The problem is that when you return a raised definitional error from a function, that's the only thing you return. How would you return partial results (and maybe a resumption position) as well?

A /TRAP refinement could cause another variation in how the return results are given:

>> [error block]: transcode/trap "a bc"
; null

>> block
== [a bc]

>> [error block]: transcode/trap "a bc 1&x def"
== make error! [...]

>> block
== [a bc]

Having the error be first seems good, lining up with TRAP. Then the block as the second result.

That's not bad, but it would require some implementation reworking that I don't have time for. Problem is that how the scanner is written now it clears all the stack out when an error gets raised, and there'd have to be some flag to tell it to persist the data stack accruals despite unwinding the level stack. It's not rocket science it's just not important right now.

Answer For Now: Kill Off /ERROR

The answer /ERROR has been giving back in error cases for the remainder is sketchy and conflates potential literal error scanning with a scanning error.
You can get the behavior 100% reliably just by intercepting errors going one transcode item at a time.
- Bear in mind that one-at-a-time is only going one top-level item at a time.

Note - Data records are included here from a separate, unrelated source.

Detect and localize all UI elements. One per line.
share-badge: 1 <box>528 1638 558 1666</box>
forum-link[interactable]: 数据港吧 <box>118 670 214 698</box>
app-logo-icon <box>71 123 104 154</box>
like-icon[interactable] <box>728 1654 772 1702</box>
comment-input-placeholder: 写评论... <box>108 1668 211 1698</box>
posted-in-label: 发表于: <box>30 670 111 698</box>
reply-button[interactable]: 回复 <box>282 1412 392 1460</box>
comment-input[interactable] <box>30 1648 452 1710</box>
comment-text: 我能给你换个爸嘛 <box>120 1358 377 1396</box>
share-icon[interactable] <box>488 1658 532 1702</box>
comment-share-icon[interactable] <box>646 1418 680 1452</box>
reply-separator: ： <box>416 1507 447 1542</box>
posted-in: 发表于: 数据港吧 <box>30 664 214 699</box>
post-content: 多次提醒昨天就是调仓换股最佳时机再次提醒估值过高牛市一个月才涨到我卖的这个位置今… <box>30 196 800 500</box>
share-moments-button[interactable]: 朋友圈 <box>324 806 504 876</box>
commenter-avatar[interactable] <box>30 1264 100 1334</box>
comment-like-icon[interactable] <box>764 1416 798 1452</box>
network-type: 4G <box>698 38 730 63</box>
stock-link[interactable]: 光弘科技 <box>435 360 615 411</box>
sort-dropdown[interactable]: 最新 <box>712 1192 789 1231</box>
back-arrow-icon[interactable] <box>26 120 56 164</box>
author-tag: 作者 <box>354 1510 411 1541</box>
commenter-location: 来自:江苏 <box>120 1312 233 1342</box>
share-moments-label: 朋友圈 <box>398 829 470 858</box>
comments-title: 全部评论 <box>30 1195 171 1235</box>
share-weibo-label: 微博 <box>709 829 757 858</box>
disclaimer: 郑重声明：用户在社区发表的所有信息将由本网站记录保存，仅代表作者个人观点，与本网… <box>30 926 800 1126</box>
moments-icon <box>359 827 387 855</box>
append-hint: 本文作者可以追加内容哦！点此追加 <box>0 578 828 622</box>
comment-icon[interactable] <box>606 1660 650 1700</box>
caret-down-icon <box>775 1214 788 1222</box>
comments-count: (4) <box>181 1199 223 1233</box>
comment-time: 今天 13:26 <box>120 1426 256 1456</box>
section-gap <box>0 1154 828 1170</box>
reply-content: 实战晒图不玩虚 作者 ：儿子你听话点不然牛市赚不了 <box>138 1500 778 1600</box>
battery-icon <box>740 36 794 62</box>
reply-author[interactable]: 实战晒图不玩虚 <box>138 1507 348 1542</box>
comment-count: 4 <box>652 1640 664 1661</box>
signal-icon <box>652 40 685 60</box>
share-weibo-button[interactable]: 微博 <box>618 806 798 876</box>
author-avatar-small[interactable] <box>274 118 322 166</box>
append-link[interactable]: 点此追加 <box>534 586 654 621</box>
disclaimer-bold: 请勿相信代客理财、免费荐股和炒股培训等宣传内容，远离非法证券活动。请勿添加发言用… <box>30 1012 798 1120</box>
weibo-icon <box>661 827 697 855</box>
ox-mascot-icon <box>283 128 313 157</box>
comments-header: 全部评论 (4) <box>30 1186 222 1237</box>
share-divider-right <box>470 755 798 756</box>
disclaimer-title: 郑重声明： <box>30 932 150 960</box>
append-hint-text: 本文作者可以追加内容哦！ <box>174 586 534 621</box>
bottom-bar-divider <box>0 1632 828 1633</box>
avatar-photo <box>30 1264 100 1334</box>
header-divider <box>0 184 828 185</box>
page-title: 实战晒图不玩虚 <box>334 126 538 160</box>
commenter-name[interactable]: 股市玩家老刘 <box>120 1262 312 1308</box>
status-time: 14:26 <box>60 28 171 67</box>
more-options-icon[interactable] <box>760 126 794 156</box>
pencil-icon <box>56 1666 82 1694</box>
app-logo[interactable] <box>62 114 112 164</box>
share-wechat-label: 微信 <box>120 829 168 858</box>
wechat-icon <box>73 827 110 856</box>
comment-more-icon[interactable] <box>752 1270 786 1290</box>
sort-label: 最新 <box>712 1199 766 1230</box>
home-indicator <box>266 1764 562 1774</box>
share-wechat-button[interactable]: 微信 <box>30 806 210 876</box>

If you scan a block with 1000 items in it, that's one transcode step. So we're not really talking about that many steps most of the time with regards to the scale of a file.
This is a good opportunity to write tests of item-by-item scanning with error handling
Red added a bunch of refinements on transcode [/next /one /prescan /scan /part /into /trace], and they didn't pick up /error themselves

Speaking of adding lots of refinements: I also want to get away in general from investments in weird C scanner code and hooks (especially if it's just an optimization).

What we should be investing in is more fluid mixture of PARSE of strings/binary with the scanner. e.g. we should have ways of knowing what line number you're at during the parse for any combinator, and just generally pushing on that. Adding TRANSCODE parameters up the wazoo isn't a winning strategy.